DNA Replication

Before meiosis actually begins, the DNA that is packaged into chromosomes must be fully copied. Previous to replication, a germ cell contains two copies of each chromosome, a maternal copy, and a paternal copy. The maternal and paternal homologues represent the maternal and paternal genetic contributions to each cell and ensure that each cell has a 50% genetic make-up coming from each parent. These two chromosomes are independent but very similar, and are termed homologues of each other.

DNA replication occurs in the same fashion as it does during mitosis. After replication, the homologues are doubled, and each chromosome now has a homologous pair.

Figure %: DNA replication

After replication, the maternal and paternal homologues remain closely associated with their copy as sister chromatids.

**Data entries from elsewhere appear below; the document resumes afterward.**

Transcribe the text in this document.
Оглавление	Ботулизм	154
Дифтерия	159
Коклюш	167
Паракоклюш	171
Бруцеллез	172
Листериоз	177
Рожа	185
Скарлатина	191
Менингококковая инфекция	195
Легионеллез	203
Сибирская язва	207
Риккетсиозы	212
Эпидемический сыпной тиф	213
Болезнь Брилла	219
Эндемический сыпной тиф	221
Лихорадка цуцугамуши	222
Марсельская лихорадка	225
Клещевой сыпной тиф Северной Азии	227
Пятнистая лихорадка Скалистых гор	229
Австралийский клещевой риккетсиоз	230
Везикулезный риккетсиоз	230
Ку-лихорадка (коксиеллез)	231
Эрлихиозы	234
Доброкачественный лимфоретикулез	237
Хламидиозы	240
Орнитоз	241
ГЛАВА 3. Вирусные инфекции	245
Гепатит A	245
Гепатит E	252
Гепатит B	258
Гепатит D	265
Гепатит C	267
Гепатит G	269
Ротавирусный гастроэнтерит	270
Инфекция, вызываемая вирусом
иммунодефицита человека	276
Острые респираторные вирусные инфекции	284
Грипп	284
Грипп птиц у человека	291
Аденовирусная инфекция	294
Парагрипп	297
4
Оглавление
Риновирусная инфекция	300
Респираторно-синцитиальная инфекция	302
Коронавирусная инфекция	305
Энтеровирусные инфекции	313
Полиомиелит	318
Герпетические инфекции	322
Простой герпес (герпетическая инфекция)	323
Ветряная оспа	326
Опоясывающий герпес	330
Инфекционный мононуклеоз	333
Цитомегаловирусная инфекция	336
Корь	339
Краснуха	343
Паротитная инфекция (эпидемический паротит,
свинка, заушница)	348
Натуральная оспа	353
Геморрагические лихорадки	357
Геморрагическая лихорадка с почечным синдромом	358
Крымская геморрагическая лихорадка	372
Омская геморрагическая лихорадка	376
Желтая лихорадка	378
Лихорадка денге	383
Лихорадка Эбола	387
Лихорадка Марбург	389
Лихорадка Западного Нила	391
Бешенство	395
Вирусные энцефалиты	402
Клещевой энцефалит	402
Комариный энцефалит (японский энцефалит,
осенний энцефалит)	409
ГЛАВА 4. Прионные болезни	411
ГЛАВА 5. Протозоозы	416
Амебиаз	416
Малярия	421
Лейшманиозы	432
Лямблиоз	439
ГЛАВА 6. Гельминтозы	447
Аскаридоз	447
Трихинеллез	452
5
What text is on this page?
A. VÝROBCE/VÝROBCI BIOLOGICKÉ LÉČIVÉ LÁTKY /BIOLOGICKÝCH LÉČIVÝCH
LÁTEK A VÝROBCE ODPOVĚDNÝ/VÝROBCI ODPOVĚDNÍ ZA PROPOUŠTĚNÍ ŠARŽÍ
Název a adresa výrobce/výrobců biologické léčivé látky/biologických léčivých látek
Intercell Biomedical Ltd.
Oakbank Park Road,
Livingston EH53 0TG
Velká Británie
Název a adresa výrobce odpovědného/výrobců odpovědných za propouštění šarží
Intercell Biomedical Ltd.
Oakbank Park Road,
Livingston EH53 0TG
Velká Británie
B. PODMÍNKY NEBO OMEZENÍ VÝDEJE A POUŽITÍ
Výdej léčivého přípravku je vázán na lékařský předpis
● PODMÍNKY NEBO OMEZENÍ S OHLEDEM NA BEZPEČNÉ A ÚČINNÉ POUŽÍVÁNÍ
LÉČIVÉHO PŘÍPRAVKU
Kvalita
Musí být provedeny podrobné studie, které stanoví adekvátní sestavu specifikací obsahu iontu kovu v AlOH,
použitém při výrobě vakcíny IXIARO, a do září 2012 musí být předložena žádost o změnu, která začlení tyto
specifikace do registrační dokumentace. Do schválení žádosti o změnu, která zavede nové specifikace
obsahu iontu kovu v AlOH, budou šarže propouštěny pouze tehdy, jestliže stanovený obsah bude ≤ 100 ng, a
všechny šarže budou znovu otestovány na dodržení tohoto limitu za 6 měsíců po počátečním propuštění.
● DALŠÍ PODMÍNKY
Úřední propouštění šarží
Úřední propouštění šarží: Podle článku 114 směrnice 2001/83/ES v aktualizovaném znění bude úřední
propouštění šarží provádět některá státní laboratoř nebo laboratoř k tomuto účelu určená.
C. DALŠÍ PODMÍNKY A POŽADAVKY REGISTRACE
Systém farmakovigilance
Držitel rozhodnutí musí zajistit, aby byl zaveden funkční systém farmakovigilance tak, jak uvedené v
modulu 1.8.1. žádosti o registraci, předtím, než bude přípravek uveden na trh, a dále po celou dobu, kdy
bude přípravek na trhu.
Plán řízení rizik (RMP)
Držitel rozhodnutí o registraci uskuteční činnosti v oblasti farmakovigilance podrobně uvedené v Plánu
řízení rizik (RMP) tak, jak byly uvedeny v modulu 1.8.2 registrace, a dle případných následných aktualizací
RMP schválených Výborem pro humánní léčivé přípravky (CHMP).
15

Prophase I: Genetic Reassortment

Prophase I differs importantly from mitotic prophase. Whereas as in mitosis the chromosomes line up along different spindle fibers, in meiosis they line up side by side (). The chromosomes then undergo a process called genetic reassortment, in which a piece of chromosome from the maternal homologous pair crosses over with a piece of chromosome from the paternal homologous pair. This crossover occurs after the two sets of homologous pairs (maternal and paternal) become physically linked through the formation of a chiasma.

Figure %: Genetic reassortment
It is known that proteins are responsible for holding the chromosomes in their appropriate alignment, but the details of the mechanism are not yet fully understood.

The crossover of chromosomes in genetic reassortment creates new DNA combinations. In other words, the genetic reassortment gives rise to a unique genetic make-up that results in some of the genetic variation found in sexual reproduction.